The system is ideal for scenarios requiring transparent data control without SQL or frameworks. Inspired by early versions of CMSimple, Froggy-BLC implements the 'Book Site System' concept for publishing books, documentation, and personal resources.
Main Use Cases
Froggy-BLC is optimized for projects with complex nesting:
- Author websites with long texts organized into sections and subsections;
- Online books and tutorials with clear hierarchies of chapters and paragraphs;
- Personal sites in the style of the early web with tree-based navigation;
- Documentation and notes structured as a tree rather than a linear feed.
The key mechanism is a full tree model. Pages form a 'section → chapter → paragraph' structure, similar to comments, providing semantic depth without relational DBs.
Architecture and Implementation Features
Froggy-BLC is fully file-based: content, metadata, and configuration are stored in the filesystem. The lack of a DB minimizes dependencies and simplifies deployment — just a web server with PHP and Node.js for JS components.
Semantics are built on taxonomy: each page has explicit links to parents and children. This enables on-the-fly generation of navigation, tables of contents, and indexes. Comments inherit the page tree structure, supporting nested discussions.

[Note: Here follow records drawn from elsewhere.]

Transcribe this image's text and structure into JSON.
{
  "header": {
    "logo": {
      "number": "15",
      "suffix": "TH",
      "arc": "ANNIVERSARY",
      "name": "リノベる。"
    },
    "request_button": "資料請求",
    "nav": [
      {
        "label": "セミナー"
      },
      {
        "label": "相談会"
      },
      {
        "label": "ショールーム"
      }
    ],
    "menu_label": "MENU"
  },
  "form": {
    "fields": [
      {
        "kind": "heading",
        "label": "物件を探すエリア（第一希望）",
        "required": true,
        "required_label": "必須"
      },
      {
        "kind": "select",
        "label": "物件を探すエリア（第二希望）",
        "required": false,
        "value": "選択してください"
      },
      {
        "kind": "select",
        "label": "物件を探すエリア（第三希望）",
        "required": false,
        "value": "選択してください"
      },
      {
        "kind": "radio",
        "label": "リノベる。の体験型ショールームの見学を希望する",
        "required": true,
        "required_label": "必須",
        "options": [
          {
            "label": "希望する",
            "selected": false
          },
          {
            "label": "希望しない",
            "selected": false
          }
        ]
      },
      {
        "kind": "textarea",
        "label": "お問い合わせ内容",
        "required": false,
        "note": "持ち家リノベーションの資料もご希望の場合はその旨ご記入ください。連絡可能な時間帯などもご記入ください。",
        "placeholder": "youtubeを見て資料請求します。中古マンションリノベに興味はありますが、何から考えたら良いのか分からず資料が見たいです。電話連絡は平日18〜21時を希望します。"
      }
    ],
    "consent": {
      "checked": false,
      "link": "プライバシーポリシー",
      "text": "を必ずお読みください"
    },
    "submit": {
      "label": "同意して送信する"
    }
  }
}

The project emphasizes transparency: source code is available for inspection and modification without vendor lock-in. Version 1.0 marks a major update with an online demo for testing.
Advantages for Developers
For mid-level and senior specialists, Froggy-BLC offers:
- Zero-DB approach: scaling via files, suitable for static hosting;
- Flexible taxonomy: customizable hierarchies without schema migrations;
- MIT license: free use in commercial projects;
- Lightweight: no overhead from ORMs or query builders.
Integration with a JS frontend allows rendering dynamic trees. The PHP backend handles file operations atomically, avoiding race conditions in multi-user scenarios.
Key Points
- Froggy-BLC 1.0 is the first stable file-based CMS focused on tree-structured content;
- Fully independent of DBs: data in files, code in JS+PHP;
- Ideal for books, documentation, and personal sites with deep structures;
- Semantic taxonomy for pages and comments without frameworks;
- Demo and sources available under MIT.